UBP’nin payı yok muydu bu hezimette? Tabii ki vardı. O uzun yıllar içinde onun da bir takım hataları olmuştu. Belki bundan sonra da olacaktır. Ama o hataları bu gün telafi edebiliyorsa, etmek için bir çaba harcıyorsa bizlerin de sabırla bekleyip, ona destek vermemiz gerekmektedir.
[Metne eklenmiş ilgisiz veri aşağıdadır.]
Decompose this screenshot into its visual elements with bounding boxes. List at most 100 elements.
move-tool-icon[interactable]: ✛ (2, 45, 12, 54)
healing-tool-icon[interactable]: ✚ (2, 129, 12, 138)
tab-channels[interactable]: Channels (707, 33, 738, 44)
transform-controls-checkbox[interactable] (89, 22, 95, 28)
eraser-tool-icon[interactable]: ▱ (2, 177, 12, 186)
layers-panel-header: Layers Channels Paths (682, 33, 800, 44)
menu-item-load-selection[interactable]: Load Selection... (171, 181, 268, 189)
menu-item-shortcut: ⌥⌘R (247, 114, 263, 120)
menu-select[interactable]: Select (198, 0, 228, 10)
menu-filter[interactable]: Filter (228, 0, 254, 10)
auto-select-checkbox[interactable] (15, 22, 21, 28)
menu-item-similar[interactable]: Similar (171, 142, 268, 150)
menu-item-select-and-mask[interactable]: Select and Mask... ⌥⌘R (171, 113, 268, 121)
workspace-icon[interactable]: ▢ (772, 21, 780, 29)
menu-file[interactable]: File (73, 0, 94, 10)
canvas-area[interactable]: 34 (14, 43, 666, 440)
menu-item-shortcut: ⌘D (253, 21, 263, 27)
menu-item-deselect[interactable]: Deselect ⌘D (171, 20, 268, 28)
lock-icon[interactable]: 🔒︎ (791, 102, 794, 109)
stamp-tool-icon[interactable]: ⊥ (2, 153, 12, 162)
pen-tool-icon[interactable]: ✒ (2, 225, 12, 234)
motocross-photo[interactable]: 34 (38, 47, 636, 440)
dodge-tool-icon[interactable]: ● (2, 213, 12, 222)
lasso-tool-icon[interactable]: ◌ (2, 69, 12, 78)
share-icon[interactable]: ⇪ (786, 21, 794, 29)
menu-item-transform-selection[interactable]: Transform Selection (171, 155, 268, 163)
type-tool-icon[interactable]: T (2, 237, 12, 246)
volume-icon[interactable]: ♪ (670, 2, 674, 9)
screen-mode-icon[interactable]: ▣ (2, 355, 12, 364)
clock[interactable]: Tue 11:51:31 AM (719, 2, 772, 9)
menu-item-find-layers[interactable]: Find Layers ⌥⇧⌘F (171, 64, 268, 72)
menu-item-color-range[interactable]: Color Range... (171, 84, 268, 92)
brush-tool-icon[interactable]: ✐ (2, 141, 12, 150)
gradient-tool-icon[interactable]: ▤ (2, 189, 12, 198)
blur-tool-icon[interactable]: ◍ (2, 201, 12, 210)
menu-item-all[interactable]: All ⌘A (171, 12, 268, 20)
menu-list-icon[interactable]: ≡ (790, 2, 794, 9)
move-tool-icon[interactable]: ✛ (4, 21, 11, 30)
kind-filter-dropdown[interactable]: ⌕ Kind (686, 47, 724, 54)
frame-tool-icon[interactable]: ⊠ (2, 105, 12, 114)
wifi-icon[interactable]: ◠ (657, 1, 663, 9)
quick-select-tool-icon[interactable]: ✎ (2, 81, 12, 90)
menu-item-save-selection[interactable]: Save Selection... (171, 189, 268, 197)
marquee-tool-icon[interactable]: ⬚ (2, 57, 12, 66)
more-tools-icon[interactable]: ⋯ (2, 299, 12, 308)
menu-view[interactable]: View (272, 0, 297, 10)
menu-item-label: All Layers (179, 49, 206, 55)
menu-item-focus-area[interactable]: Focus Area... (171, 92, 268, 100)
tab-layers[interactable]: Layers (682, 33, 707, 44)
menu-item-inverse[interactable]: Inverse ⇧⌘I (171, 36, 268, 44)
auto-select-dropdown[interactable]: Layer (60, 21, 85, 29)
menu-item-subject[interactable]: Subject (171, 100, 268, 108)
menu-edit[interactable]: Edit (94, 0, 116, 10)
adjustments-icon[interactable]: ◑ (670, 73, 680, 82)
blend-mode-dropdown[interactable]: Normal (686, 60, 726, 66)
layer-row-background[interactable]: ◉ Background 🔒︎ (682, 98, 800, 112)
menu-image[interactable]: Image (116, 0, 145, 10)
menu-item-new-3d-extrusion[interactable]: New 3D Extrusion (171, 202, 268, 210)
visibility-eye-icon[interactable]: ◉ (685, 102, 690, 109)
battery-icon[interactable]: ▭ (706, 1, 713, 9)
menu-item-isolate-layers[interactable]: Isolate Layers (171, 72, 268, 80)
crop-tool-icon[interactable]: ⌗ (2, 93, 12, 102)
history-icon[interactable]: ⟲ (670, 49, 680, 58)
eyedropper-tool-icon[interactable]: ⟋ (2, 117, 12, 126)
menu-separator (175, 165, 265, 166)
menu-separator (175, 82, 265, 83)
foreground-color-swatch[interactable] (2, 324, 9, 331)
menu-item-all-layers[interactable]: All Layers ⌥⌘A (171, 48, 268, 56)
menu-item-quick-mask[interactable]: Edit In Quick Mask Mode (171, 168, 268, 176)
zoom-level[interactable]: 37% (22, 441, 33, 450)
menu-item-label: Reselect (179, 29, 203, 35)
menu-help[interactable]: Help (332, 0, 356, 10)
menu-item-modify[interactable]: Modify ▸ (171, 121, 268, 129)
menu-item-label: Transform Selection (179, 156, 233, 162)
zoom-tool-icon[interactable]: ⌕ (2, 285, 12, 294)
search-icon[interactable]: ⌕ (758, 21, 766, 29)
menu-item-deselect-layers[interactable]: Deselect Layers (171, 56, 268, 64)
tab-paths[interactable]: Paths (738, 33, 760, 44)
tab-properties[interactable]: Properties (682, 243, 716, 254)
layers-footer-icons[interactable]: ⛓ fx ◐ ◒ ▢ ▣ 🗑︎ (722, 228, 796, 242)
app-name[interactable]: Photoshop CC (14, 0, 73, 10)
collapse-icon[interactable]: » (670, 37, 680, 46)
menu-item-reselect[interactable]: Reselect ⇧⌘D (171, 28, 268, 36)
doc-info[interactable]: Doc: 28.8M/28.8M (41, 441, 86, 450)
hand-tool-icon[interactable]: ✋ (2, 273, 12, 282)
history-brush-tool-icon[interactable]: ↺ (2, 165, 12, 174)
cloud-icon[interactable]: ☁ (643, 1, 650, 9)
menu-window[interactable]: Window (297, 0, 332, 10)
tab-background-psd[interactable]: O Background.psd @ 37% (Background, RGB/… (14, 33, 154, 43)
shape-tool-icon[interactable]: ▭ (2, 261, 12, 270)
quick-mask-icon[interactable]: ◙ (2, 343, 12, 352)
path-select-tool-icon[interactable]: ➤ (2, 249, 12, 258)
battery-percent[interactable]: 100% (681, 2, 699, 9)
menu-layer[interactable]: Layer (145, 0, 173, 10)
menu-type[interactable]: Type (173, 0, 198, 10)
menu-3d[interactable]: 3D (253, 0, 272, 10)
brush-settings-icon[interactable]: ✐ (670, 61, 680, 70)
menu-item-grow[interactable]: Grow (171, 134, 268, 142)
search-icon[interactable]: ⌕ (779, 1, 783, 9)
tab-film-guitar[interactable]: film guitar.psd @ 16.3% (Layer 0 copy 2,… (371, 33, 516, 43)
Unutmayalım ki o hiçbir zaman KKTC’den vazgeçmedi, geçmeyecektir de.
Ayla BERKİN
03.02.2011
YORUMLAR
siz hala kendinizi bir bilen ve fikirlerinizi en doğru olarak görmeye devam ediyorsunuz
nasıl oldu da aynı fikirde olduğumuza neden şaşıyorsunuz ki ben ideolojik okusam olamazdık
ama hak verişimi genelleyip -bek işte dediğime geldin ayakları yapmak sizin mantığınızın sınırtlarına akli gelebilir ben at gözlüğü takmam...rumuzuma bile laf söylüyorsunuz ben adımı açıkça yazdım diye
ben adımı uluorta kullanmam sizin gibi
insanların toplu olduğu yerlerde kim kimdir nedir ne yapar kime yaslanır kimi kafaya takar rahatsız ederr vs vs bilinmez...
adım değerlidir ve dostlarım bilir...manavın bakkalın ve kör ideolojiyle bakanların bilmesine gerek yok...
siz bana ne hakla ideoloji gözlüye bakan muamelesi yapıyorsunuz desem hiç bir şey ifade etmeyecek gözlüğünüzü ön yargılarınızı çıkarmadan...
ben size yazınıza hak verirken siz hala bana dönmüş önyargılı diyorsunuz hayret hak vermek bile gözünüzü açmıyor
siz olmayasınız ideolojik tip...
yazılarınız bundan böyle benim için okunur olmaktan uzak...siz hak vereni bile adam gibi misafir etmeyi bilmediğinizi gösterdiniz
kininizle başbaşasınız...
AylaBerkin
bir insan kendisi nasılsa başkalarını da öyle görür...derler
hayret nasılda fikrime katıldınız deyince siz demekki kendisi ideolojik düşünüp farklı bakış açılarına reddiyeli yaklaşıyor ki beni de öyle zannediyor diye düşündüm...
tamam o zman düşüncenizekatılmıyorum diyeyim...rahatlayın...
ama bir tavsiye
bilmediğiniz insanlara böyle yaklaşmamalısınız...haksızlık yapmamak mümkün olmaz o zaman cevabınızda yaptığınız gibi...
AylaBerkin
Hani eskilerde bir banka reklamımız vardı. "Yok birbirimizden farkımız, ama biz Osmanlı Bankasıyız" diye. işte aslında bizim de yok birbirimizden bir farkımız ama siz Razı Rumuzlu bilmem kimsiniz. Bende adını yazmaktan çekinmeyen Ayla Berkin'im.
İkimiz de aynı vatan evladıyız ve aynı vatanı seviyoruz. Benim o hayretim reddiye den gelmiyordu. Nasıl oldu da aynı görüşü paylaştık diye hayret etmiştim.
Hiç bir zaman da vatan meselelerine ideolojik yaklaşmam. hatta o kelimeden nefret bile ederim. İdeallerimin olması başka şeydir. ideolojik fikirlere bağlı kalmam çok daha başkadır. İdeolojik insan sabit fikirlidir. tehlikelidir. ve maalesef ideolij dediğiniz olgu, ezberletilmiş dayatılmış fikirler silsilesidir. Türkiye bunların acısını çok çekti. çokta canlara mal oldu bu kelime. Ben realistim. gerçekler canımı yaktığı müddetçe de söylemekten çekinmem. Siz de bu acı gerçekleri bir gün göreceksiniz, sizin de canınız yanacak ama inşallah o zaman çok geç kalmış olmazsınız.